2009 marks the 25th anniversary of the publication of The House on Mango Street.

Pay To Play, Elizabeth Brackett I feel I’ve been on a political roller-coaster this year in Illinois. I’m sure part of that has to do with my work at the political conventions last summer. Another factor you may have read about in the newspaper. And then there’s this story.
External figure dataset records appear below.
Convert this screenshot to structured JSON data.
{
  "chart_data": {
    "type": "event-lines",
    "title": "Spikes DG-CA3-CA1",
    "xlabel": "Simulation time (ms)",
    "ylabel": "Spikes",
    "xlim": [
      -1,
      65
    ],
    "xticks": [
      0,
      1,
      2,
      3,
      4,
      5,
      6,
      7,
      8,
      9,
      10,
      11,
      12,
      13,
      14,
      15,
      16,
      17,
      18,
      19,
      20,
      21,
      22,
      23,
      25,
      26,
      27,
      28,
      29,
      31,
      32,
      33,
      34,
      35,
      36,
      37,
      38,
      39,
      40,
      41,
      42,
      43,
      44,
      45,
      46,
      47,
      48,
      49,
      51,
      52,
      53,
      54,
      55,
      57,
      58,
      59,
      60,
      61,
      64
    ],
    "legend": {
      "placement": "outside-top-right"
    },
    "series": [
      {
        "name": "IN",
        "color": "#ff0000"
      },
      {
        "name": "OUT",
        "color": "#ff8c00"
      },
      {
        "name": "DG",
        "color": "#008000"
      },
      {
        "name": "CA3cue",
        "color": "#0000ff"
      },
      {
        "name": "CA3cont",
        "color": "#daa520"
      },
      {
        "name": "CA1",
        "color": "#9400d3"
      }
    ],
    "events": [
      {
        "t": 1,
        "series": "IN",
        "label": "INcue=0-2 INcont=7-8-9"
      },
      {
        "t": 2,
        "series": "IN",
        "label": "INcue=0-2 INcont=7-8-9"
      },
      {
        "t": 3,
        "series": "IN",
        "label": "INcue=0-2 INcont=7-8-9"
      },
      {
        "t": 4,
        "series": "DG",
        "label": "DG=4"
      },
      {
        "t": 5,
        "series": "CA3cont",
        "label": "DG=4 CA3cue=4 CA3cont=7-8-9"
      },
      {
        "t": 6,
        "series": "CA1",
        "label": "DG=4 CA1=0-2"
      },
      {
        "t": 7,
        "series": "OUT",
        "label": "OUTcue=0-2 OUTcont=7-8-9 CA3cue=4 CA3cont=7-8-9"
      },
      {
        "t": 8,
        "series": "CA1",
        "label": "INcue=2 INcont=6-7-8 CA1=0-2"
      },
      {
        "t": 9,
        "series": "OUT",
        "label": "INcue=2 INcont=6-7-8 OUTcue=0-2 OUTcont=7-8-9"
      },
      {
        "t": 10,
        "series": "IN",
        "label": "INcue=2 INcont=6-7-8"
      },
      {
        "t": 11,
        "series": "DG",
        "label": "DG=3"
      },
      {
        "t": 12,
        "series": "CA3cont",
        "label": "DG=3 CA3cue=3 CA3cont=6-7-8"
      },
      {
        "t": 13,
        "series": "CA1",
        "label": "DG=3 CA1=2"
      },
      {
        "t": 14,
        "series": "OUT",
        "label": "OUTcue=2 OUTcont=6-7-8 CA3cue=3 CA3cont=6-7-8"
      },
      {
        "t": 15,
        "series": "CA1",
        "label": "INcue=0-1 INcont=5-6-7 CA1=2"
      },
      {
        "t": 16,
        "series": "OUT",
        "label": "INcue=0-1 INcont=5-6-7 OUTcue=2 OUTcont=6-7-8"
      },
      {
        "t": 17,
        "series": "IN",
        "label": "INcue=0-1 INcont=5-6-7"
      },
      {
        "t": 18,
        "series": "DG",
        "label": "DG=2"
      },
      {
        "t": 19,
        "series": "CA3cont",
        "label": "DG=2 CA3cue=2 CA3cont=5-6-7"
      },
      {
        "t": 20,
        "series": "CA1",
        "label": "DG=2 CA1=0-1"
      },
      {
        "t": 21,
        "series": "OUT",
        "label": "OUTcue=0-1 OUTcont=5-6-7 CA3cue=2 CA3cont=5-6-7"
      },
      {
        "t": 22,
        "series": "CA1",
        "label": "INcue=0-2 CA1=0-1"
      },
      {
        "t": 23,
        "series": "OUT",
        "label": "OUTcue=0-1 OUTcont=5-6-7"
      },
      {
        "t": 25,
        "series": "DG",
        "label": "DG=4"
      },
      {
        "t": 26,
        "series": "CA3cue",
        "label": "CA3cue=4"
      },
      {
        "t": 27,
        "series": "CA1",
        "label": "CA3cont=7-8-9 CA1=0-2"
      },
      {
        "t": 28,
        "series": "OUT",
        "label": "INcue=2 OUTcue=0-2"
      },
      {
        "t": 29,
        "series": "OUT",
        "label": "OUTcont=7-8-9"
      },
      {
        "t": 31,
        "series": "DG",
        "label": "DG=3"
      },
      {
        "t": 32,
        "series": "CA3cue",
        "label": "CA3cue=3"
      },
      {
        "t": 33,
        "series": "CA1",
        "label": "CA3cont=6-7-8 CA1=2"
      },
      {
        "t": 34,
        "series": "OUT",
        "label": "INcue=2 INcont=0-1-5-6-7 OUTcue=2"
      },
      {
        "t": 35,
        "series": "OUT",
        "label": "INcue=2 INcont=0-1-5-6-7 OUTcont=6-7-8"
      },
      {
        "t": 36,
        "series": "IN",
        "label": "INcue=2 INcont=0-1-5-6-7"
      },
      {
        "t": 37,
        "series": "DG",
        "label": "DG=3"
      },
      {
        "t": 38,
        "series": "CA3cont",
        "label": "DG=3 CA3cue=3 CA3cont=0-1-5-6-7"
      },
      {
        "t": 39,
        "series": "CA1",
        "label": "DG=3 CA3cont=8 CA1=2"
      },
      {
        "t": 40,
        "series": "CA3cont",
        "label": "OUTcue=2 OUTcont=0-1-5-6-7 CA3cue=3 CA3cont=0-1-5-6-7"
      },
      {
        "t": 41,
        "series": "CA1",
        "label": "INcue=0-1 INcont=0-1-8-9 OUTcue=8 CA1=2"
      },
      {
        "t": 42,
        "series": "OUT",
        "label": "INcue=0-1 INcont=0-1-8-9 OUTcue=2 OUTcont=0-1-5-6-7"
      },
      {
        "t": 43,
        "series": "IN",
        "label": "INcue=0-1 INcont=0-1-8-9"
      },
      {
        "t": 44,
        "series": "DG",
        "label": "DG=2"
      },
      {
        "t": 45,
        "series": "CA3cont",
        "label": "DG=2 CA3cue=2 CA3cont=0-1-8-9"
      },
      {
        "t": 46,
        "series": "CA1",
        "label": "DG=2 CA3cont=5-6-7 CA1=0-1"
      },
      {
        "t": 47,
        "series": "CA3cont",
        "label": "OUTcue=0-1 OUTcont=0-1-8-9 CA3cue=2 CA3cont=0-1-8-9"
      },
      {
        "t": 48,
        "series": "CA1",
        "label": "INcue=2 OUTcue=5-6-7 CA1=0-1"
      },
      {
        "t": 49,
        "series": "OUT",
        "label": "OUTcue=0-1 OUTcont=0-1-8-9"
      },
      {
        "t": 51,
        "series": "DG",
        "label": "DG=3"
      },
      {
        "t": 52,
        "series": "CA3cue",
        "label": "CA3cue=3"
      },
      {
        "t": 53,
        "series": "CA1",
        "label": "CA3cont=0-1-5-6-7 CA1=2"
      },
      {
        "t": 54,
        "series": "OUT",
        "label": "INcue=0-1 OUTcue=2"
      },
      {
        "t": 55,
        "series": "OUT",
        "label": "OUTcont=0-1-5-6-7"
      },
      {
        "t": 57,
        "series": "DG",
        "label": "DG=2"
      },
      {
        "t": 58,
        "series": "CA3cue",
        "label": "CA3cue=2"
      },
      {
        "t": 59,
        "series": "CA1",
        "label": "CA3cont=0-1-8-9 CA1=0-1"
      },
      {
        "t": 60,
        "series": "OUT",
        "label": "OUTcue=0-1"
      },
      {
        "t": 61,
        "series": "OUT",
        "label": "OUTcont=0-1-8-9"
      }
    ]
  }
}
The story about the Illinois governor arrested on on federal corruption charges last December. January 8th, the Illinois House of Representatives voted to impeach the Governor 114–1. The Illinois Senate subsequently convicted and removed from the Governor from office on January 29, 2009. The Illinois Senate’s vote was unanimous: 59–0. To add insult to injury, the Illinois Senate also unanimously voted to bar the now-former Governor from holding any public office in the state of Illinois. Ever.

All of this raises the question: How did we get here? Veteran Chicago journalist Elizabeth Brackett attempts to explain in her book Pay to Play.

From the back cover:

In Pay to Play, Elizabeth Brackett uncovers new details as she goes behind the story of the first governor to be impeached by the Illinois legislature. All the time tracing the background of corruption in Illinois politics and its implications for state government executive branches across the country, she tells precisely how Blagojevich’s personal biography and his political upbringing paved the way for his reckless fall; what the dilemma of selecting replacement senators means for other states; what secrets the federal trial of the governor is likely to produce; why Roland Burris was selected for the U.S. Senate seat for Illinois; and how a man named Obama could emerge with integrity from the swill of this same political environment.